I don't know what those words mean, but I am excited for the possibilities.

PaulHoule · 2025-06-16T20:48:51 1750106931

LLMs can look back over a certain number (N) of tokens, which roughly correspond to words. For instance if you want to summarize or answer questions about a document accurately the length of the document has to be less than N.

Conventionally they use an attention mechanism that compares every token to every other token which has a cost of N*N or N squared which is quadratic. If you want LLMs to chew over a huge amount of context (all the source code for your project) it’s a problem so people are looking for ways around this.

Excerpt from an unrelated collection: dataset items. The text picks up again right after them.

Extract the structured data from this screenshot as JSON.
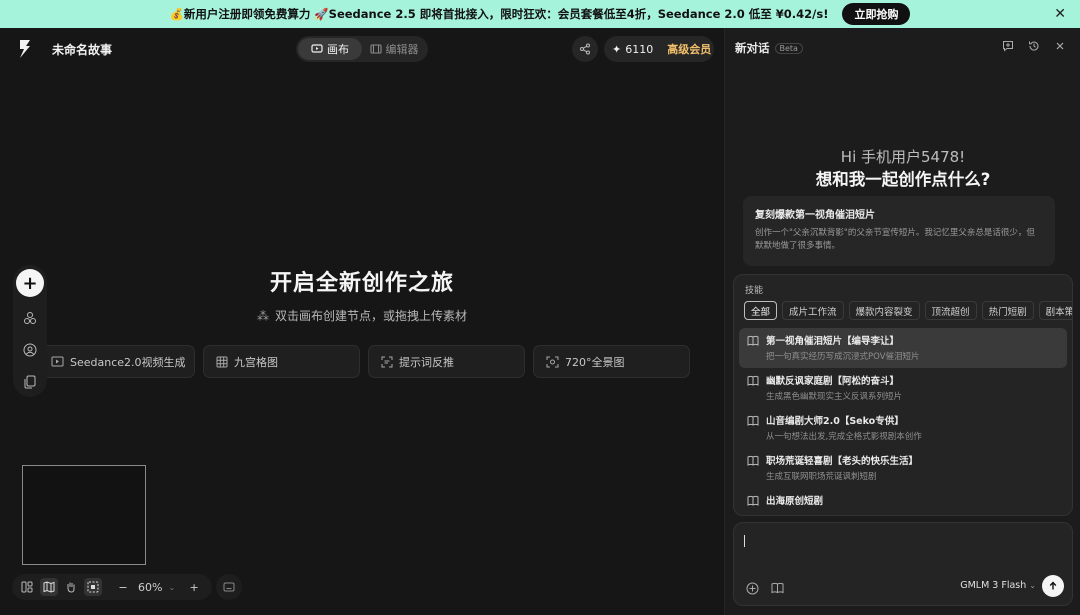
{
  "banner": {
    "text": "💰新用户注册即领免费算力 🚀Seedance 2.5 即将首批接入，限时狂欢：会员套餐低至4折，Seedance 2.0 低至 ¥0.42/s!",
    "cta": "立即抢购",
    "bg_color": "#a6f3dc"
  },
  "header": {
    "project_title": "未命名故事",
    "modes": [
      {
        "label": "画布",
        "icon": "canvas-icon",
        "active": true
      },
      {
        "label": "编辑器",
        "icon": "film-icon",
        "active": false
      }
    ],
    "credits": "6110",
    "vip_label": "高级会员",
    "vip_color": "#f2c06d"
  },
  "canvas": {
    "hero_title": "开启全新创作之旅",
    "hero_sub": "双击画布创建节点，或拖拽上传素材",
    "quick_actions": [
      {
        "label": "Seedance2.0视频生成",
        "icon": "video-icon"
      },
      {
        "label": "九宫格图",
        "icon": "grid-icon"
      },
      {
        "label": "提示词反推",
        "icon": "scan-text-icon"
      },
      {
        "label": "720°全景图",
        "icon": "panorama-icon"
      }
    ],
    "zoom": "60%"
  },
  "chat": {
    "title": "新对话",
    "badge": "Beta",
    "greeting": "Hi 手机用户5478!",
    "question": "想和我一起创作点什么?",
    "recommend": {
      "title": "复刻爆款第一视角催泪短片",
      "desc": "创作一个\"父亲沉默背影\"的父亲节宣传短片。我记忆里父亲总是话很少，但默默地做了很多事情。"
    },
    "skills_label": "技能",
    "filters": [
      "全部",
      "成片工作流",
      "爆款内容裂变",
      "顶流超创",
      "热门短剧",
      "剧本策划"
    ],
    "skills": [
      {
        "name": "第一视角催泪短片【编导李让】",
        "desc": "把一句真实经历写成沉浸式POV催泪短片",
        "active": true
      },
      {
        "name": "幽默反讽家庭剧【阿松的奋斗】",
        "desc": "生成黑色幽默现实主义反讽系列短片",
        "active": false
      },
      {
        "name": "山音编剧大师2.0【Seko专供】",
        "desc": "从一句想法出发,完成全格式影视剧本创作",
        "active": false
      },
      {
        "name": "职场荒诞轻喜剧【老头的快乐生活】",
        "desc": "生成互联网职场荒诞讽刺短剧",
        "active": false
      },
      {
        "name": "出海原创短剧",
        "desc": "",
        "active": false
      }
    ],
    "model": "GMLM 3 Flash"
  }
}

zoklet-enjoyer · 2025-06-16T21:09:27 1750108167

Thank you for that explanation

rybosome · 2025-06-16T21:24:20 1750109060

Adding to that excellent high level explanation of what the attention mechanism is, I’d add (from my reading of the abstract of this paper);

This work builds a model that has the ability to “remember” parts of its previous input when generating and processing new input, and has part of its intelligence devoted to determining what is relevant to remember.

This is in lieu of kind of saying “I need to keep re-reading what I’ve already read and said to keep going”.

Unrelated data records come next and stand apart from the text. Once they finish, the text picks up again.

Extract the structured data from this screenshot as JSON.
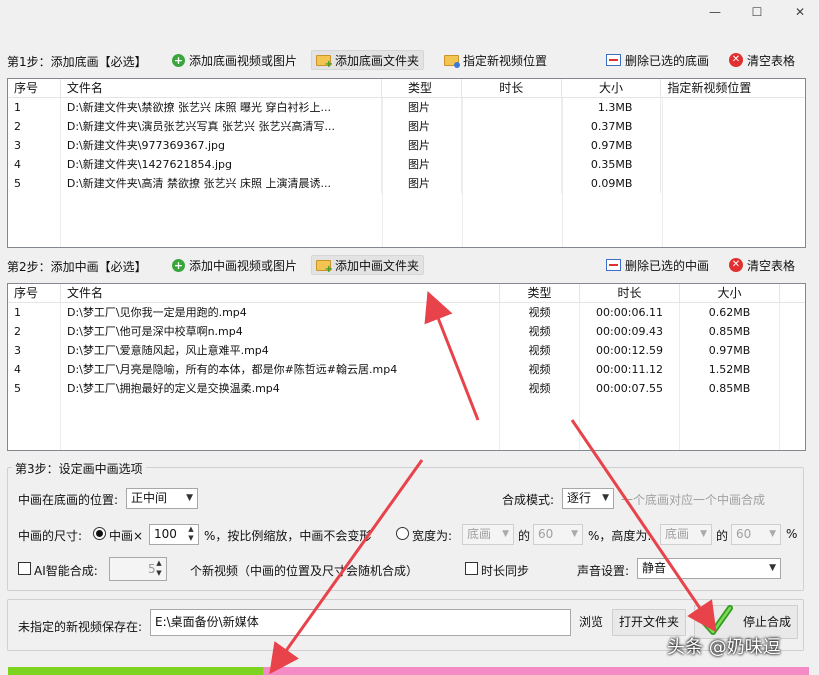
{
  "window": {
    "minimize": "—",
    "maximize": "☐",
    "close": "✕"
  },
  "step1": {
    "label": "第1步：添加底画【必选】",
    "toolbar": {
      "add_media": "添加底画视频或图片",
      "add_folder": "添加底画文件夹",
      "set_location": "指定新视频位置",
      "delete_selected": "删除已选的底画",
      "clear": "清空表格"
    },
    "columns": [
      "序号",
      "文件名",
      "类型",
      "时长",
      "大小",
      "指定新视频位置"
    ],
    "rows": [
      {
        "index": "1",
        "name": "D:\\新建文件夹\\禁欲撩 张艺兴 床照 曝光 穿白衬衫上...",
        "type": "图片",
        "duration": "",
        "size": "1.3MB",
        "location": ""
      },
      {
        "index": "2",
        "name": "D:\\新建文件夹\\演员张艺兴写真 张艺兴 张艺兴高清写...",
        "type": "图片",
        "duration": "",
        "size": "0.37MB",
        "location": ""
      },
      {
        "index": "3",
        "name": "D:\\新建文件夹\\977369367.jpg",
        "type": "图片",
        "duration": "",
        "size": "0.97MB",
        "location": ""
      },
      {
        "index": "4",
        "name": "D:\\新建文件夹\\1427621854.jpg",
        "type": "图片",
        "duration": "",
        "size": "0.35MB",
        "location": ""
      },
      {
        "index": "5",
        "name": "D:\\新建文件夹\\高清 禁欲撩 张艺兴 床照 上演清晨诱...",
        "type": "图片",
        "duration": "",
        "size": "0.09MB",
        "location": ""
      }
    ]
  },
  "step2": {
    "label": "第2步：添加中画【必选】",
    "toolbar": {
      "add_media": "添加中画视频或图片",
      "add_folder": "添加中画文件夹",
      "delete_selected": "删除已选的中画",
      "clear": "清空表格"
    },
    "columns": [
      "序号",
      "文件名",
      "类型",
      "时长",
      "大小"
    ],
    "rows": [
      {
        "index": "1",
        "name": "D:\\梦工厂\\见你我一定是用跑的.mp4",
        "type": "视频",
        "duration": "00:00:06.11",
        "size": "0.62MB"
      },
      {
        "index": "2",
        "name": "D:\\梦工厂\\他可是深中校草啊n.mp4",
        "type": "视频",
        "duration": "00:00:09.43",
        "size": "0.85MB"
      },
      {
        "index": "3",
        "name": "D:\\梦工厂\\爱意随风起，风止意难平.mp4",
        "type": "视频",
        "duration": "00:00:12.59",
        "size": "0.97MB"
      },
      {
        "index": "4",
        "name": "D:\\梦工厂\\月亮是隐喻，所有的本体，都是你#陈哲远#翰云居.mp4",
        "type": "视频",
        "duration": "00:00:11.12",
        "size": "1.52MB"
      },
      {
        "index": "5",
        "name": "D:\\梦工厂\\拥抱最好的定义是交换温柔.mp4",
        "type": "视频",
        "duration": "00:00:07.55",
        "size": "0.85MB"
      }
    ]
  },
  "step3": {
    "label": "第3步：设定画中画选项",
    "position_label": "中画在底画的位置:",
    "position_value": "正中间",
    "mode_label": "合成模式:",
    "mode_value": "逐行",
    "mode_desc": "一个底画对应一个中画合成",
    "size_label": "中画的尺寸:",
    "size_radio1_label": "中画×",
    "size_scale_value": "100",
    "size_scale_suffix": "%，按比例缩放，中画不会变形",
    "size_radio2_label": "宽度为:",
    "width_select": "底画",
    "of1": "的",
    "width_pct": "60",
    "height_label": "%，高度为:",
    "height_select": "底画",
    "of2": "的",
    "height_pct": "60",
    "pct": "%",
    "ai_label": "AI智能合成:",
    "ai_count": "5",
    "ai_desc": "个新视频（中画的位置及尺寸会随机合成）",
    "sync_label": "时长同步",
    "sound_label": "声音设置:",
    "sound_value": "静音"
  },
  "save": {
    "label": "未指定的新视频保存在:",
    "path": "E:\\桌面备份\\新媒体",
    "browse": "浏览",
    "open_folder": "打开文件夹",
    "stop": "停止合成"
  },
  "watermark": "头条 @奶味逗",
  "colors": {
    "progress_done": "#7ed321",
    "progress_rest": "#f58bc4",
    "arrow": "#e8434a",
    "accent": "#3aa53a"
  }
}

I’d welcome better explanations. :)

Icko_ · 2025-06-16T21:20:13 1750108813

Not even that. With KV-caching, it's linear with the size of the context; and if someone figured out a way to have e.g. NlogN complexity, I imagine with KV-caching it may go down to logN complexity. (If the new algorithm permits that.)

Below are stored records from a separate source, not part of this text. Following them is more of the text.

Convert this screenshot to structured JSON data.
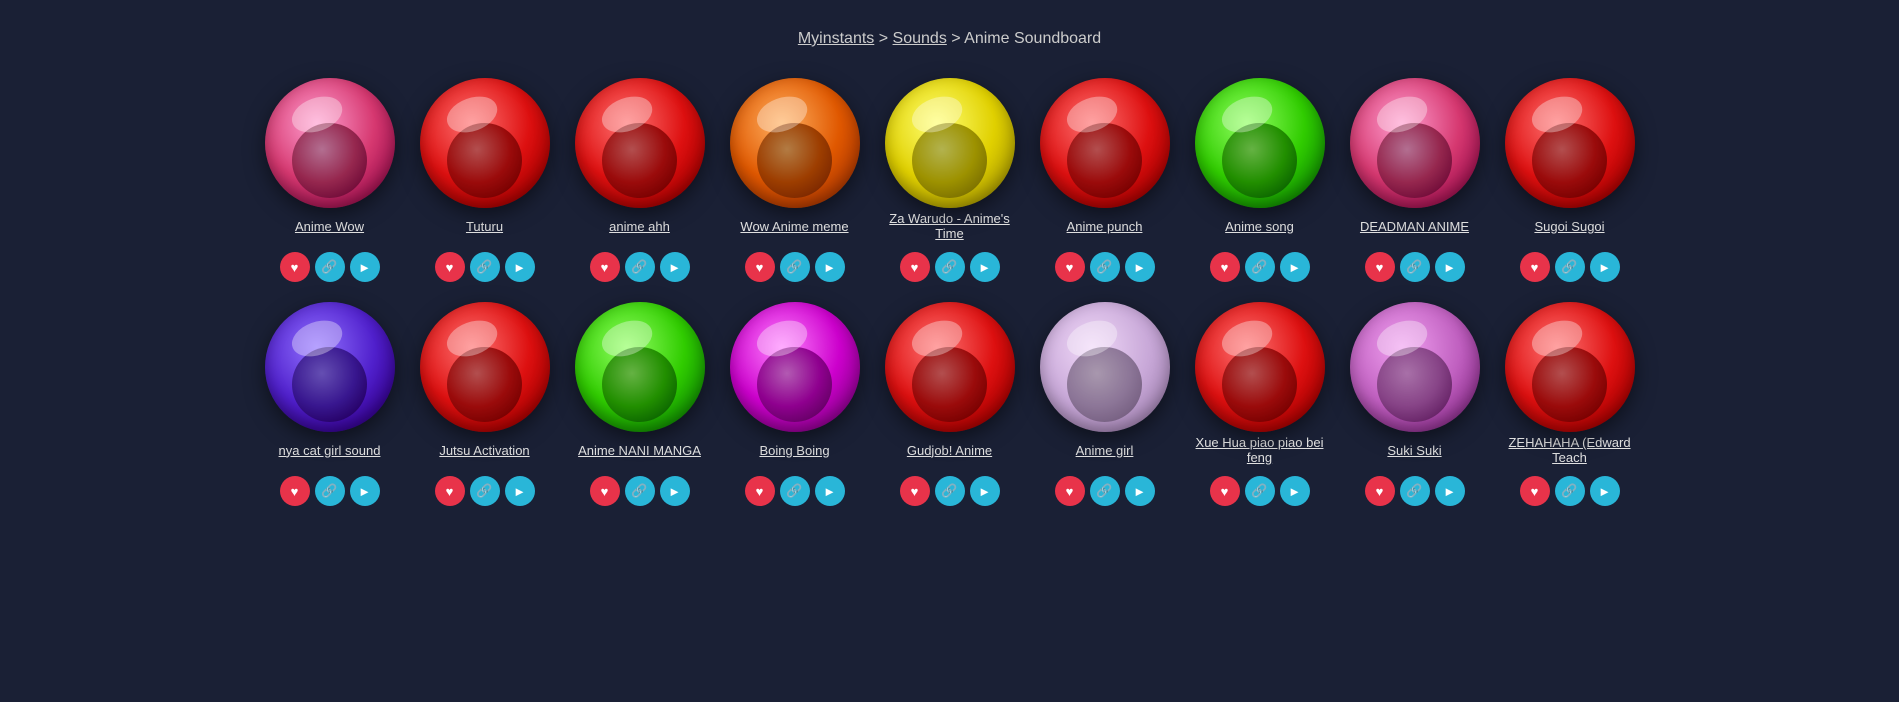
{
  "breadcrumb": {
    "site": "Myinstants",
    "separator1": ">",
    "sounds": "Sounds",
    "separator2": ">",
    "current": "Anime Soundboard"
  },
  "sounds_row1": [
    {
      "id": "anime-wow",
      "label": "Anime Wow",
      "color": "btn-pink"
    },
    {
      "id": "tuturu",
      "label": "Tuturu",
      "color": "btn-red"
    },
    {
      "id": "anime-ahh",
      "label": "anime ahh",
      "color": "btn-red"
    },
    {
      "id": "wow-anime-meme",
      "label": "Wow Anime meme",
      "color": "btn-orange"
    },
    {
      "id": "za-warudo",
      "label": "Za Warudo - Anime's Time",
      "color": "btn-yellow"
    },
    {
      "id": "anime-punch",
      "label": "Anime punch",
      "color": "btn-red"
    },
    {
      "id": "anime-song",
      "label": "Anime song",
      "color": "btn-green"
    },
    {
      "id": "deadman-anime",
      "label": "DEADMAN ANIME",
      "color": "btn-pink"
    },
    {
      "id": "sugoi-sugoi",
      "label": "Sugoi Sugoi",
      "color": "btn-red"
    }
  ],
  "sounds_row2": [
    {
      "id": "nya-cat-girl",
      "label": "nya cat girl sound",
      "color": "btn-purple"
    },
    {
      "id": "jutsu-activation",
      "label": "Jutsu Activation",
      "color": "btn-red"
    },
    {
      "id": "anime-nani-manga",
      "label": "Anime NANI MANGA",
      "color": "btn-green"
    },
    {
      "id": "boing-boing",
      "label": "Boing Boing",
      "color": "btn-magenta"
    },
    {
      "id": "gudjob-anime",
      "label": "Gudjob! Anime",
      "color": "btn-red"
    },
    {
      "id": "anime-girl",
      "label": "Anime girl",
      "color": "btn-lavender"
    },
    {
      "id": "xue-hua-piao",
      "label": "Xue Hua piao piao bei feng",
      "color": "btn-red"
    },
    {
      "id": "suki-suki",
      "label": "Suki Suki",
      "color": "btn-light-purple"
    },
    {
      "id": "zehahaha",
      "label": "ZEHAHAHA (Edward Teach",
      "color": "btn-red"
    }
  ],
  "actions": {
    "heart_icon": "♥",
    "link_icon": "🔗",
    "share_icon": "▶"
  }
}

yorwba · 2025-06-17T04:37:43 1750135063

When people say that attention is quadratic, they mean that the cost to process n tokens is O(n²), so the amortized cost per token is indeed O(n). KV-caching is a way to maintain that amortized cost when appending tokens one at a time instead of ingesting the whole sequence at once. But in the end people want to be able to generate multiple tokens, so we're back at O(n²) total time again.

IIRC there are some FFT-based attention alternatives where encoding has complexity O(n log n), but there's no feasible way to cache anything and after appending a single token it costs O(n log n) again, so if you generate n tokens in sequence, the cost is actually O(n² log n).